SpatialLock: Precise Spatial Control in Text-to-Image Synthesis
Biao Liu, Yuanzhi Liang
TL;DR
This work tackles the challenge of precise object localization in text-to-image synthesis by introducing SpatialLock, a diffusion-based framework that jointly leverages grounding information and perception supervision. It introduces two modules, Position-Engaged Injection (PoI) and Position-Guided Learning (PoG), where PoI uses a Grounding-Attention to inject spatial cues and PoG uses a perception network with Enh-Fusion to refine layouts. The approach achieves state-of-the-art localization (IOU-based metrics) and fidelity (FID) on MSCOCO and Flickr, while maintaining competitive inference efficiency and using fewer trainable parameters than many baselines. The results demonstrate that enriching input signals with explicit spatial and perceptual supervision enhances both layout accuracy and image quality, with practical benefits for dataset generation and downstream perception tasks; for example, the model achieves IOU scores above $0.9$ across multiple datasets and improves downstream detector performance when synthetic data is added.
Abstract
Text-to-Image (T2I) synthesis has made significant advancements in recent years, driving applications such as generating datasets automatically.

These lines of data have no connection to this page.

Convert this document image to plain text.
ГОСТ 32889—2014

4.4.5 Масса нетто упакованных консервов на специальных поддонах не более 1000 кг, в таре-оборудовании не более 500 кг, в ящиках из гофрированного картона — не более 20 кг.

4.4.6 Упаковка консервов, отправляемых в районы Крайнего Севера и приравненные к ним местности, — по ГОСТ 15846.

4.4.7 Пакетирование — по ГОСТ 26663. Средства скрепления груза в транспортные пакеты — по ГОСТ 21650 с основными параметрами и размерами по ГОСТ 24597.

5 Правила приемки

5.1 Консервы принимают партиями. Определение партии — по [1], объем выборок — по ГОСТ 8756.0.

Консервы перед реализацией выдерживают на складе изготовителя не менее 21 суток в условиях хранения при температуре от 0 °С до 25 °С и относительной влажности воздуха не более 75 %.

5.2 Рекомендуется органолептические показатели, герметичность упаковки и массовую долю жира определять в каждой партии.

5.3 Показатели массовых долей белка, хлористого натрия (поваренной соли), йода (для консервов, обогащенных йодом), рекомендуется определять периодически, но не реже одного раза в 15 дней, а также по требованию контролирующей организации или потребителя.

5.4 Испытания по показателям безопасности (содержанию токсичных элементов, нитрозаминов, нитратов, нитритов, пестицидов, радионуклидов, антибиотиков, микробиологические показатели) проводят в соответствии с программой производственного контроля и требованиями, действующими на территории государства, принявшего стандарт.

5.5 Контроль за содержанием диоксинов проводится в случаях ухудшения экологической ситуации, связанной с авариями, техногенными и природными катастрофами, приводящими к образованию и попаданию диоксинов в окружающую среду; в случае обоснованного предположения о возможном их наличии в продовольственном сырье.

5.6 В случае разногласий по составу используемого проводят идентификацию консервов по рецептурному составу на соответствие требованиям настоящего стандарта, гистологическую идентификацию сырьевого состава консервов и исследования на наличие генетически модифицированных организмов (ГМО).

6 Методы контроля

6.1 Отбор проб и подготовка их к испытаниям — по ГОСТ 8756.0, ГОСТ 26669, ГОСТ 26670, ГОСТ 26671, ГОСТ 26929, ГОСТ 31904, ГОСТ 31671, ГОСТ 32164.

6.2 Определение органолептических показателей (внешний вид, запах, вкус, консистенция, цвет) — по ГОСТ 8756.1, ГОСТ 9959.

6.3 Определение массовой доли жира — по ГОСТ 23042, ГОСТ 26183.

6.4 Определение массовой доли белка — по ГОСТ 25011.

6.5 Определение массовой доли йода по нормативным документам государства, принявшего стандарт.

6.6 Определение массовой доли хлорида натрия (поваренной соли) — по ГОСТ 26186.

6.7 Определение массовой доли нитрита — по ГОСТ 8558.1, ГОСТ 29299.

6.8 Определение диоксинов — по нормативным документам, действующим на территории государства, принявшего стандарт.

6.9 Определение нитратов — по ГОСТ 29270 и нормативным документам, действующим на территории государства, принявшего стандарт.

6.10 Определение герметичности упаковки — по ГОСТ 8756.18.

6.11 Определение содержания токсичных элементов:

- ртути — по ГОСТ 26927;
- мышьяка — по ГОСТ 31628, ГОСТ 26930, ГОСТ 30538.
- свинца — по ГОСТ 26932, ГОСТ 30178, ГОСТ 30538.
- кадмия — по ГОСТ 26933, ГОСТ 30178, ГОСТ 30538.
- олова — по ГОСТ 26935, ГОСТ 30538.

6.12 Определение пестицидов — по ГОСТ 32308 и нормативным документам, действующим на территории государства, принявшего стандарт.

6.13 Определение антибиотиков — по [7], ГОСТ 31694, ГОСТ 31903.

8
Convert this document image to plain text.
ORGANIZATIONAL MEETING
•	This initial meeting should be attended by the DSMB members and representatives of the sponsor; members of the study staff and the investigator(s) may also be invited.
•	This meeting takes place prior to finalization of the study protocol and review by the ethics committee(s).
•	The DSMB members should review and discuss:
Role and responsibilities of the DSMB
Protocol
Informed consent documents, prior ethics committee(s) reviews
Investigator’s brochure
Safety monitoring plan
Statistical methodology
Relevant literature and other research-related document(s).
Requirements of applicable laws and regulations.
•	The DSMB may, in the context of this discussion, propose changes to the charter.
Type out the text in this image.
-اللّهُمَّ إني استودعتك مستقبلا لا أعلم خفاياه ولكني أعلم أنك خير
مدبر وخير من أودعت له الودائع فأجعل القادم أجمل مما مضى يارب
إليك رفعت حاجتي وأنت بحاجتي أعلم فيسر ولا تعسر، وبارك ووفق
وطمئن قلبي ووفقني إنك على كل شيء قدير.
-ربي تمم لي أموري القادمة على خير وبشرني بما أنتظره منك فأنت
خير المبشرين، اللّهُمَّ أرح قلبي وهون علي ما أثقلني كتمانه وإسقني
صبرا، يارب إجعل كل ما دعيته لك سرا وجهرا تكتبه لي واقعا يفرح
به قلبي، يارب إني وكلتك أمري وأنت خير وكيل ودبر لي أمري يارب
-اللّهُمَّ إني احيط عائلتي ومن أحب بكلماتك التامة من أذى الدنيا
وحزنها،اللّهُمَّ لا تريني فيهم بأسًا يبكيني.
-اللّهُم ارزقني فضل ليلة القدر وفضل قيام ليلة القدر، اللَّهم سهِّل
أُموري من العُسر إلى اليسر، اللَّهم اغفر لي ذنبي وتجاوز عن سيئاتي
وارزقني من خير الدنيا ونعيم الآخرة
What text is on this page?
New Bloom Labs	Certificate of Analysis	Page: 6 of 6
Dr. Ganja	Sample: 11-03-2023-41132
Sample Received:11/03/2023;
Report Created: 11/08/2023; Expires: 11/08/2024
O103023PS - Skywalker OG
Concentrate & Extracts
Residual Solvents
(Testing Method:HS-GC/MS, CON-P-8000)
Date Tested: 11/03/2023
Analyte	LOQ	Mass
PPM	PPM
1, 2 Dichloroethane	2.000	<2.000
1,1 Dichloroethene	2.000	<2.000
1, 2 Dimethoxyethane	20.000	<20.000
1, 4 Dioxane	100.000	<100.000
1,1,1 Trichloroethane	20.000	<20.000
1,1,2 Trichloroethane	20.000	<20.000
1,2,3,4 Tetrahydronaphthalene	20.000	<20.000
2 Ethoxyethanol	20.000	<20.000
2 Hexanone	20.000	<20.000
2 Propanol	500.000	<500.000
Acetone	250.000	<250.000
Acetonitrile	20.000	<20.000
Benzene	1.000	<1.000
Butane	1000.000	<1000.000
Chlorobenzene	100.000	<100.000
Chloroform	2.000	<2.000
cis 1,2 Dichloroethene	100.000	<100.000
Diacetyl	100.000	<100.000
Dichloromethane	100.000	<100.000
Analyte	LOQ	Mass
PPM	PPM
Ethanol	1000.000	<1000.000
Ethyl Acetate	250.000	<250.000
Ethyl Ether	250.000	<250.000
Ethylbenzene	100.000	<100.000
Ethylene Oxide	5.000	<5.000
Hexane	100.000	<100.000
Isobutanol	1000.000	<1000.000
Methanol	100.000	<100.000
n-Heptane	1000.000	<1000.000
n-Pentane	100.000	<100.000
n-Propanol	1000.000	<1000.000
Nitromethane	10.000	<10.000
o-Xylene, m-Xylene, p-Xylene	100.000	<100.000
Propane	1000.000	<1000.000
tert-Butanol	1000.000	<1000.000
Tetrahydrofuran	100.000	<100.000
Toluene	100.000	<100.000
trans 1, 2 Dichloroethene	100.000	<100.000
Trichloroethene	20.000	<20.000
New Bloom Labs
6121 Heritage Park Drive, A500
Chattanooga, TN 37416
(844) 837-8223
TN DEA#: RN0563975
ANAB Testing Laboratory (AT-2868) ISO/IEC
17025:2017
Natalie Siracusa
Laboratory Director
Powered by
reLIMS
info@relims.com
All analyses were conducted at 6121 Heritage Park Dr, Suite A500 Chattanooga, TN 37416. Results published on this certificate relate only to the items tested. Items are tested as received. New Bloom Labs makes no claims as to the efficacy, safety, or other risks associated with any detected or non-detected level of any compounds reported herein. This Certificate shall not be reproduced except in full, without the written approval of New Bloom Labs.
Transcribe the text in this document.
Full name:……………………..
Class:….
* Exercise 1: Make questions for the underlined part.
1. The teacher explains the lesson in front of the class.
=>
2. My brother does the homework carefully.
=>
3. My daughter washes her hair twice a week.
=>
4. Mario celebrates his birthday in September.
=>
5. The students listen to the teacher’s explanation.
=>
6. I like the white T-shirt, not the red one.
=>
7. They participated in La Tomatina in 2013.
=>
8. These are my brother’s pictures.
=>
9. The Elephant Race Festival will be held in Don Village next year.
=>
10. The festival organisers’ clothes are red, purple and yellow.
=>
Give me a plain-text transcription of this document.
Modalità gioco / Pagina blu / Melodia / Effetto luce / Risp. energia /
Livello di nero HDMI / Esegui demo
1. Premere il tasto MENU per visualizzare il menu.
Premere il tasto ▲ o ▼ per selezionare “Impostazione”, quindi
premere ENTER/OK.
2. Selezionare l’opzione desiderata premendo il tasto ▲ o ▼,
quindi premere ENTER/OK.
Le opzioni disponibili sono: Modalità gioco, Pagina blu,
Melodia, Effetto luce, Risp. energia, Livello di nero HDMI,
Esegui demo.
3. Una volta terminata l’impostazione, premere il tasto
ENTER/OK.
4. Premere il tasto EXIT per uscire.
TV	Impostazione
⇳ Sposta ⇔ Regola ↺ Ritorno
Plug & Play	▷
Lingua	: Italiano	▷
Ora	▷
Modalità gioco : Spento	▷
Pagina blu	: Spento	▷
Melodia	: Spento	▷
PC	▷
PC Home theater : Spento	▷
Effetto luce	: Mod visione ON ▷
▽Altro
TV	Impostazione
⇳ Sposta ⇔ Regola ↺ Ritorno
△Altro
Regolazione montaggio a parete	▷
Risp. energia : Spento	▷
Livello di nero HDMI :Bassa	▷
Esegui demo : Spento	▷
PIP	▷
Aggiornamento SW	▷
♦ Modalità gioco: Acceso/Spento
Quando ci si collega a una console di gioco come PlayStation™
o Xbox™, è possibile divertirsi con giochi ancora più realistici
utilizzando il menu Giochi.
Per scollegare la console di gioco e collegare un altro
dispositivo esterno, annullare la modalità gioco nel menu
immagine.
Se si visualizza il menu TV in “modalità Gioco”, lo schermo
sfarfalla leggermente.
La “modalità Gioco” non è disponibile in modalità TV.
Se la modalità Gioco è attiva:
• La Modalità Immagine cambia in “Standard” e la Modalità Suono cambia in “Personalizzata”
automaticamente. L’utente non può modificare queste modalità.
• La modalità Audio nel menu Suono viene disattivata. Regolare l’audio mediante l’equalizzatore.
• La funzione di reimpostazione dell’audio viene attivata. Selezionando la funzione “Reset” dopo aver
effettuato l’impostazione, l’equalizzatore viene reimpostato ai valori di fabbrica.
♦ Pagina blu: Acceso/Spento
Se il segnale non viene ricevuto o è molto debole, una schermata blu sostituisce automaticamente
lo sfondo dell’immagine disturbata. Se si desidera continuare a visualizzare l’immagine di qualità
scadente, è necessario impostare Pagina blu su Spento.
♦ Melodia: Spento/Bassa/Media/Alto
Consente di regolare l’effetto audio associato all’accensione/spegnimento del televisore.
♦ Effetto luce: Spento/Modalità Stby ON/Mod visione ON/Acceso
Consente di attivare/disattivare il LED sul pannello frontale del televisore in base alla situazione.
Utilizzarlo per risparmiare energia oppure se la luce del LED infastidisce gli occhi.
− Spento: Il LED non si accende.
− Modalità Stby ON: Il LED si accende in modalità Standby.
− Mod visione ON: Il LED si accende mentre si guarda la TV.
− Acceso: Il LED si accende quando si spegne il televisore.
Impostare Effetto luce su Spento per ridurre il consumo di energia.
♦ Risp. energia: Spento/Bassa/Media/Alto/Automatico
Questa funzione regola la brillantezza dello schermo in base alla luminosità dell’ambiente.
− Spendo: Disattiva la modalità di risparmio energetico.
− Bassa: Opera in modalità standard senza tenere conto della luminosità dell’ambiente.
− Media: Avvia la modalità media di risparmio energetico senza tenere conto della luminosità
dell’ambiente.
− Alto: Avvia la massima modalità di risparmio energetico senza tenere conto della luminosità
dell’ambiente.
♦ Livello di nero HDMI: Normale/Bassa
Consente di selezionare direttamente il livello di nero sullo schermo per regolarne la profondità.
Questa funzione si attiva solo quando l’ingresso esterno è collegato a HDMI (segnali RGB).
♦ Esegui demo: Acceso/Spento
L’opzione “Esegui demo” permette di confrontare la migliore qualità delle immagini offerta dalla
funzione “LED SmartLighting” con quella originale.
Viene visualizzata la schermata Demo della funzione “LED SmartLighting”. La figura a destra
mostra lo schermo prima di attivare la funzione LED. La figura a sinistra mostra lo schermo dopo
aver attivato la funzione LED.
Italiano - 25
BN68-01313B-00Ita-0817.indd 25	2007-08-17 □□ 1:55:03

However, precise control over object localization in generated images remains a challenge. Existing methods fail to fully utilize positional information, leading to an inadequate understanding of object spatial layouts. To address this issue, we propose SpatialLock, a novel framework that leverages perception signals and grounding information to jointly control the generation of spatial locations. SpatialLock incorporates two components: Position-Engaged Injection (PoI) and Position-Guided Learning (PoG). PoI directly integrates spatial information through an attention layer, encouraging the model to learn the grounding information effectively. PoG employs perception-based supervision to further refine object localization. Together, these components enable the model to generate objects with precise spatial arrangements and improve the visual quality of the generated images. Experiments show that SpatialLock sets a new state-of-the-art for precise object positioning, achieving IOU scores above 0.9 across multiple datasets.